On Thu, Jan 14, 2010 at 11:01 AM, David Gerard <dgerard(a)gmail.com> wrote:
2010/1/14 Bryan Tong Minh
<bryan.tongminh(a)gmail.com>om>:
On Thu, Jan 14, 2010 at 4:47 PM, Magnus Manske
<magnusmanske(a)googlemail.com> wrote:
> * log search and SHA1 IP hash (anonymous!)
There are only 2 billion unique addresses and
they can all be found in
half an hour probably.
A count of search terms, with no IP info at all? Would be more useful
than nothing.
(modulo the issue Michael Snow raised re: searches on suppressable names)
Magnus was not suggesting disclosing the IP hash, as far as I can
tell.
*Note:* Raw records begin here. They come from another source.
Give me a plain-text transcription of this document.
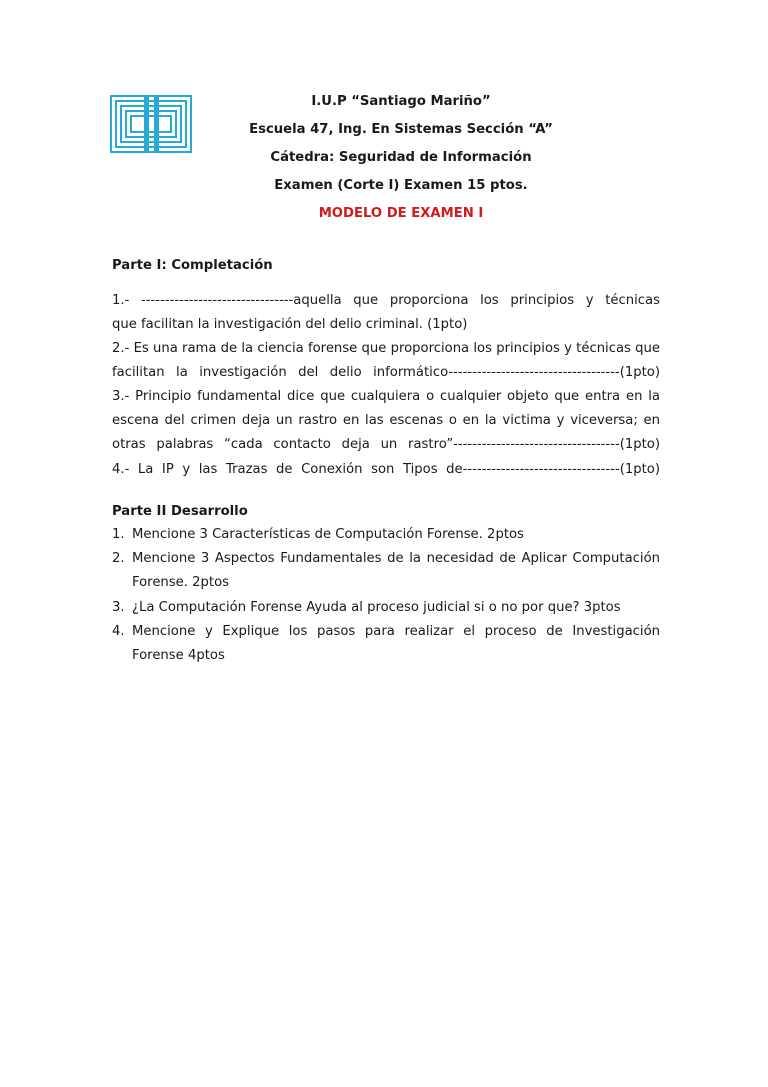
I.U.P “Santiago Mariño”
Escuela 47, Ing. En Sistemas Sección “A”
Cátedra: Seguridad de Información
Examen (Corte I) Examen 15 ptos.
MODELO DE EXAMEN I
Parte I: Completación
1.- --------------------------------aquella que proporciona los principios y técnicas
que facilitan la investigación del delio criminal. (1pto)
2.- Es una rama de la ciencia forense que proporciona los principios y técnicas que
facilitan la investigación del delio informático------------------------------------(1pto)
3.- Principio fundamental dice que cualquiera o cualquier objeto que entra en la
escena del crimen deja un rastro en las escenas o en la victima y viceversa; en
otras palabras “cada contacto deja un rastro”-----------------------------------(1pto)
4.- La IP y las Trazas de Conexión son Tipos de---------------------------------(1pto)
Parte II Desarrollo
1. Mencione 3 Características de Computación Forense. 2ptos
2. Mencione 3 Aspectos Fundamentales de la necesidad de Aplicar Computación Forense. 2ptos
3. ¿La Computación Forense Ayuda al proceso judicial si o no por que? 3ptos
4. Mencione y Explique los pasos para realizar el proceso de Investigación Forense 4ptos
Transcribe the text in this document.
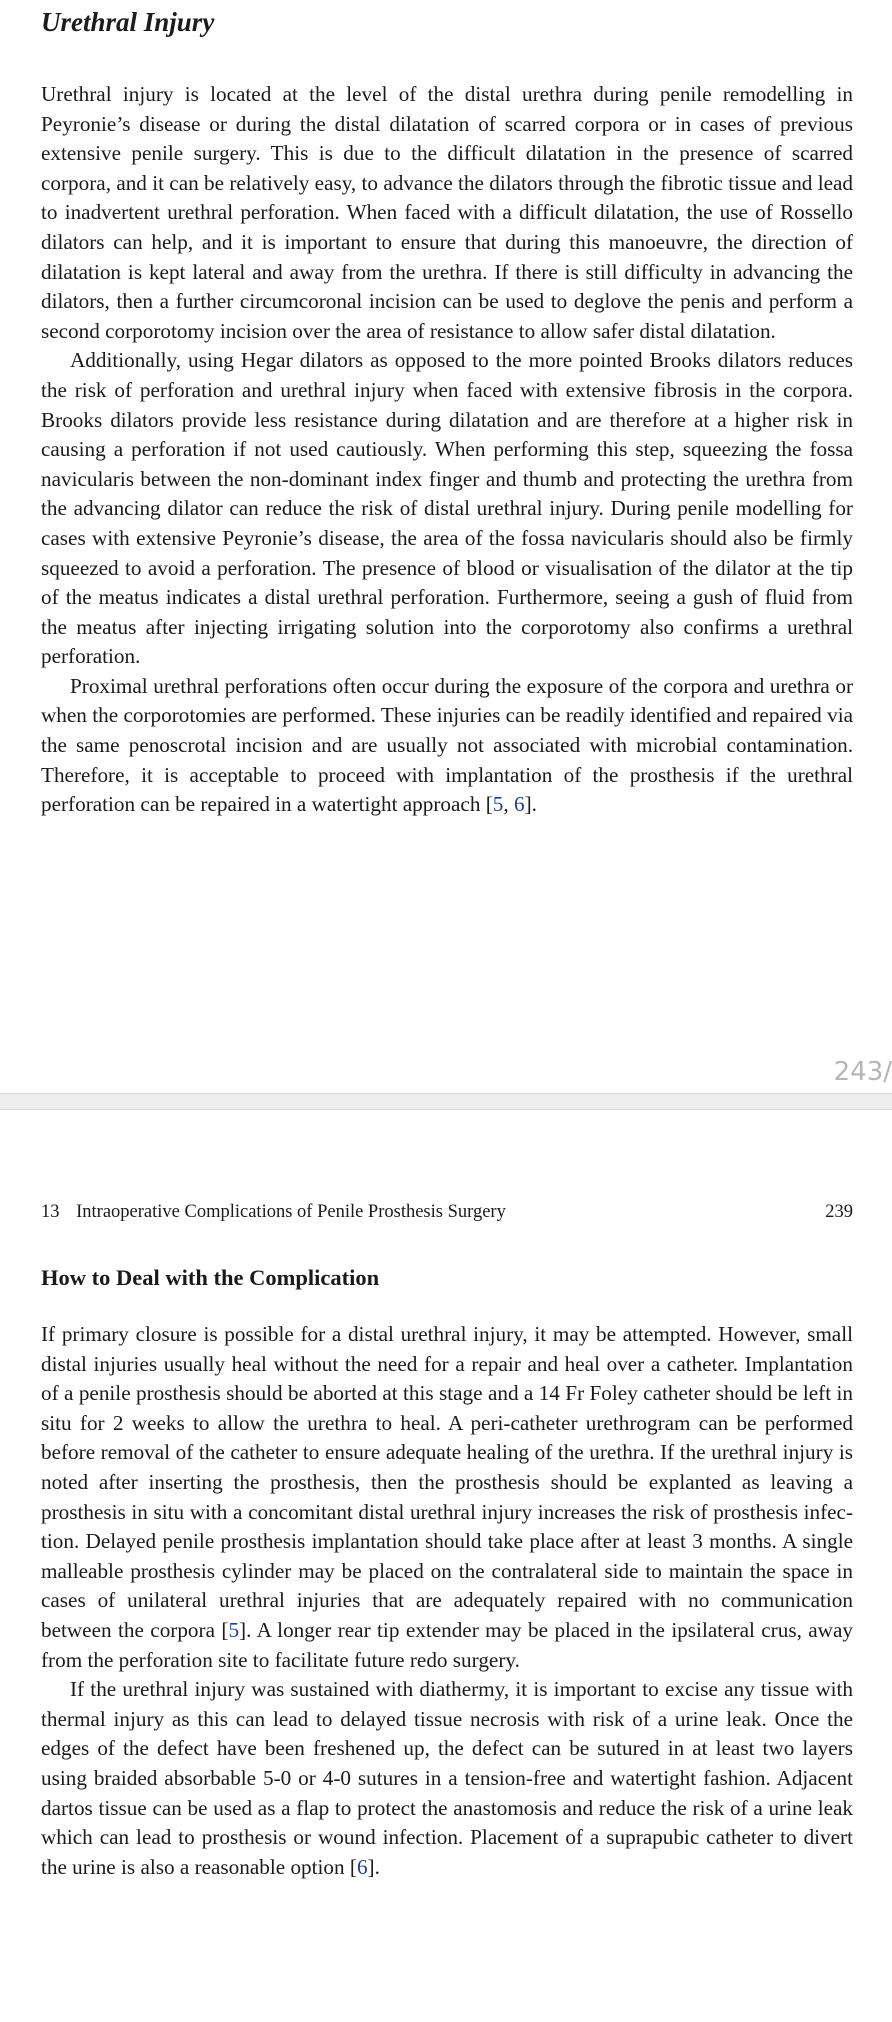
Urethral Injury

Urethral injury is located at the level of the distal urethra during penile remodelling in Peyronie’s disease or during the distal dilatation of scarred corpora or in cases of previous extensive penile surgery. This is due to the difficult dilatation in the presence of scarred corpora, and it can be relatively easy, to advance the dilators through the fibrotic tissue and lead to inadvertent urethral perforation. When faced with a difficult dilatation, the use of Rossello dilators can help, and it is important to ensure that during this manoeuvre, the direction of dilatation is kept lateral and away from the urethra. If there is still difficulty in advancing the dilators, then a further circumcoronal incision can be used to deglove the penis and perform a second corporotomy incision over the area of resistance to allow safer distal dilatation.

Additionally, using Hegar dilators as opposed to the more pointed Brooks dilators reduces the risk of perforation and urethral injury when faced with extensive fibrosis in the corpora. Brooks dilators provide less resistance during dilatation and are therefore at a higher risk in causing a perforation if not used cautiously. When performing this step, squeezing the fossa navicularis between the non-dominant index finger and thumb and protecting the urethra from the advancing dilator can reduce the risk of distal urethral injury. During penile modelling for cases with extensive Peyronie’s disease, the area of the fossa navicularis should also be firmly squeezed to avoid a perforation. The presence of blood or visualisation of the dilator at the tip of the meatus indicates a distal urethral perforation. Furthermore, seeing a gush of fluid from the meatus after injecting irrigating solution into the corporotomy also confirms a urethral perforation.

Proximal urethral perforations often occur during the exposure of the corpora and urethra or when the corporotomies are performed. These injuries can be readily identified and repaired via the same penoscrotal incision and are usually not associated with microbial contamination. Therefore, it is acceptable to proceed with implantation of the prosthesis if the urethral perforation can be repaired in a watertight approach [5, 6].

243/
13 Intraoperative Complications of Penile Prosthesis Surgery	239
How to Deal with the Complication

If primary closure is possible for a distal urethral injury, it may be attempted. However, small distal injuries usually heal without the need for a repair and heal over a catheter. Implantation of a penile prosthesis should be aborted at this stage and a 14 Fr Foley catheter should be left in situ for 2 weeks to allow the urethra to heal. A peri-catheter urethrogram can be performed before removal of the catheter to ensure adequate healing of the urethra. If the urethral injury is noted after inserting the prosthesis, then the prosthesis should be explanted as leaving a prosthesis in situ with a concomitant distal urethral injury increases the risk of prosthesis infection. Delayed penile prosthesis implantation should take place after at least 3 months. A single malleable prosthesis cylinder may be placed on the contralateral side to maintain the space in cases of unilateral urethral injuries that are adequately repaired with no communication between the corpora [5]. A longer rear tip extender may be placed in the ipsilateral crus, away from the perforation site to facilitate future redo surgery.

If the urethral injury was sustained with diathermy, it is important to excise any tissue with thermal injury as this can lead to delayed tissue necrosis with risk of a urine leak. Once the edges of the defect have been freshened up, the defect can be sutured in at least two layers using braided absorbable 5-0 or 4-0 sutures in a tension-free and watertight fashion. Adjacent dartos tissue can be used as a flap to protect the anastomosis and reduce the risk of a urine leak which can lead to prosthesis or wound infection. Placement of a suprapubic catheter to divert the urine is also a reasonable option [6].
He demonstrating an abundance of caution in suggesting only
logging that. (er, well, yea, if he was suggesting disclosing that...
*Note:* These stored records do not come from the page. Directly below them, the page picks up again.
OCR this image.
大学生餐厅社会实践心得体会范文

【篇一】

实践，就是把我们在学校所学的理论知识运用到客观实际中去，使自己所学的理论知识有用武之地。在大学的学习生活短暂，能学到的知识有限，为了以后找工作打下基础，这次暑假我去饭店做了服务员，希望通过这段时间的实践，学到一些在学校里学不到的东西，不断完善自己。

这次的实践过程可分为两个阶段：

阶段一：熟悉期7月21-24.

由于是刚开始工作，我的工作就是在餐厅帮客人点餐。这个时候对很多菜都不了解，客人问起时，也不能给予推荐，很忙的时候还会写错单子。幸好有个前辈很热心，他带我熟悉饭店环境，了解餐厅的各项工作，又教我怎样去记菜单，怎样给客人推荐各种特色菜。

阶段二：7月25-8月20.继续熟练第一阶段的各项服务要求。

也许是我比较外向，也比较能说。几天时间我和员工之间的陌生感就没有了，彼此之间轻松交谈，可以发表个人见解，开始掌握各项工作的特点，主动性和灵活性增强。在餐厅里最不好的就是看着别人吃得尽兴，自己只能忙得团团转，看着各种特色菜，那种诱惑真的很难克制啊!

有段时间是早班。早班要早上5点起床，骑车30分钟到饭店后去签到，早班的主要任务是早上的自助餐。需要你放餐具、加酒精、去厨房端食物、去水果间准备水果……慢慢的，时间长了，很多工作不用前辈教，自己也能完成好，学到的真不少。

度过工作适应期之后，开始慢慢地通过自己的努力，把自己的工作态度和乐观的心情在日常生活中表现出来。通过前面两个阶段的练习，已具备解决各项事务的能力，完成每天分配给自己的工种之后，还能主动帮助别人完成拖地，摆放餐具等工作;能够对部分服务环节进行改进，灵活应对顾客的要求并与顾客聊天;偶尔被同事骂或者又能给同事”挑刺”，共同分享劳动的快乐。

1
we shouldn't do that. Even if we add a secret to the hash, it's risky
and allows interesting correlation attacks)
Here is what I would suggest disclosing:
#start_datetime end_datetime hits search_string
2010-01-01-0:0:4 2010-01-13-23-59-50 39284 naked people
2010-01-01-0:0:4 2010-01-13-23-59-50 23950 hot grits
...
2010-01-01-0:0:4 2010-01-13-23-59-50 5 autoerotic quantum chromodynamics
Which has first been filtered by:
* Canonicalization of strings (at least ascii case folding)
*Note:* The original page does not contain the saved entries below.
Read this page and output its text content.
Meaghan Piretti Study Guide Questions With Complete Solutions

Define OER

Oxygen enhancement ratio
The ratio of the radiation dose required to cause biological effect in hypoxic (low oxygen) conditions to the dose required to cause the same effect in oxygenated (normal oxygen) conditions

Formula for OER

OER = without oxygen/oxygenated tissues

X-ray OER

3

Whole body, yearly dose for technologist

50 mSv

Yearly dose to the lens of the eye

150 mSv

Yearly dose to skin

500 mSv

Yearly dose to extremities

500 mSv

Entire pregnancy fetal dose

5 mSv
* Excluding strings over some length
* Excluding searches which did not come from at least 5 distinct IPs
during the reporting interval
There will be useful information excluded by this process, e.g. gads
of misspellings which came from only two to four unique IPs... but the
output would still be *far* more useful no information at all.